Your message should connect with your core audience. But if there’s no message, you won’t find your audience. Some messages are powerful; you listen to a video or podcast and immediately think, I need to change my life or do things differently. More often than not, the message’s power is in its consistency. The consistency of the message and the delivery is how we usually get won over.
So many things rarely work the first time. I tried to put up one of those no drill shower rods in my Mom’s bathroom over this past weekend. After multiple failed tries, it stayed up. What if I quit after the 3rd or 4th try?
Many people quit before their message takes hold. When people don’t share their message enough to find its audience, it dies, and the underlying mission does.
You might start with a mission:
Help people lose weight
Help women create 6 figure incomes
Help men reclaim their masculine energy
The mission and message are like a married couple; they are the same. When a person gives up on their message, they also quit on their mission.
if the mission gets accomplished, it’s because someone didn’t quit on the message.
I am acquainted with someone implicated in the Jan 6 riots in Washington. About six months before, we spoke for over an hour, and it became apparent that he had fallen down the rabbit hole of the Facebook conspiracy theories.

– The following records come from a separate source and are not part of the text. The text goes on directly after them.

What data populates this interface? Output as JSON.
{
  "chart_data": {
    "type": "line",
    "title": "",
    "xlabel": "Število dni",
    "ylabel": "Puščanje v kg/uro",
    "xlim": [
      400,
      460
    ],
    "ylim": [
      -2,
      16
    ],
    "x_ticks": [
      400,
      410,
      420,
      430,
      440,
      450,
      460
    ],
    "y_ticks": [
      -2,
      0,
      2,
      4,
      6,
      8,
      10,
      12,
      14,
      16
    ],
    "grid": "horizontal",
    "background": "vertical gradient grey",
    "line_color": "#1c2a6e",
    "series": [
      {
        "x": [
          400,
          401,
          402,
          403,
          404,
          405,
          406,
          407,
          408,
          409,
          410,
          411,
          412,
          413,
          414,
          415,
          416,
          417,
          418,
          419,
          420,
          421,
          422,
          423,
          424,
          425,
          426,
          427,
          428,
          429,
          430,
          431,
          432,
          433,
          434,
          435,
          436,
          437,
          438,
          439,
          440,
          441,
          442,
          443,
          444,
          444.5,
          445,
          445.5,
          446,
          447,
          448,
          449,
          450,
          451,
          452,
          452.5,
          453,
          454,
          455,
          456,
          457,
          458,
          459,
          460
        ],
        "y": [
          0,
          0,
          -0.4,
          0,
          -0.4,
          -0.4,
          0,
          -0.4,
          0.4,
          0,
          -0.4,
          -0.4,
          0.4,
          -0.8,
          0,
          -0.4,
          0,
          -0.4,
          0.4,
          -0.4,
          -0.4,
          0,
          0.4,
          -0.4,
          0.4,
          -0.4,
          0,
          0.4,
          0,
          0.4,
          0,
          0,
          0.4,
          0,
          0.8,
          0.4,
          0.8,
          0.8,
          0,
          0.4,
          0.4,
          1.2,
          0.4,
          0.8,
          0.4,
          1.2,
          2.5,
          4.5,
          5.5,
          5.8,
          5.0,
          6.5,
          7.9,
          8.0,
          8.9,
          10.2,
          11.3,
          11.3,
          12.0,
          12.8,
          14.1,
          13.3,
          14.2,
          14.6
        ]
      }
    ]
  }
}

Social media videos and memes targeted disappointed and increasingly skeptical voters. The mission was to disrupt the peaceful transfer of power. It worked.
The man I am referring to, I believe, is a good man at his core that got caught up in messaging that influenced him to change his behavior. I’m not making excuses for him. but targeted influence is powerful.
That is the power of messaging and why we should be careful of how we use our influence.
Here are some things I observe with successful communicators when it comes to this concept:
- The mission is clear — Successful messengers clearly understand their overall mission. Virtually every successful business has a mission statement. Whether creating content to build an audience, sell goods and services, or both, you need a mission statement. Who are your products targeted to, and what result are you committing to help them achieve?
- The messaging is consistent — A dating coach will make content about dating. An exercise coach will create articles about diet and exercise. A mindset coach will have mindset as the main thrust in their content. The point is, top communicators stay consistent in their messaging.
- They don’t stop preaching the message — Once an evangelist stops preaching, they are no longer an evangelist; they have the title, but they aren’t doing the work. I am the evangelist of my company, so I have to keep telling the story so I can find my people and they can find me.
Remember when your message dies, your mission dies with it.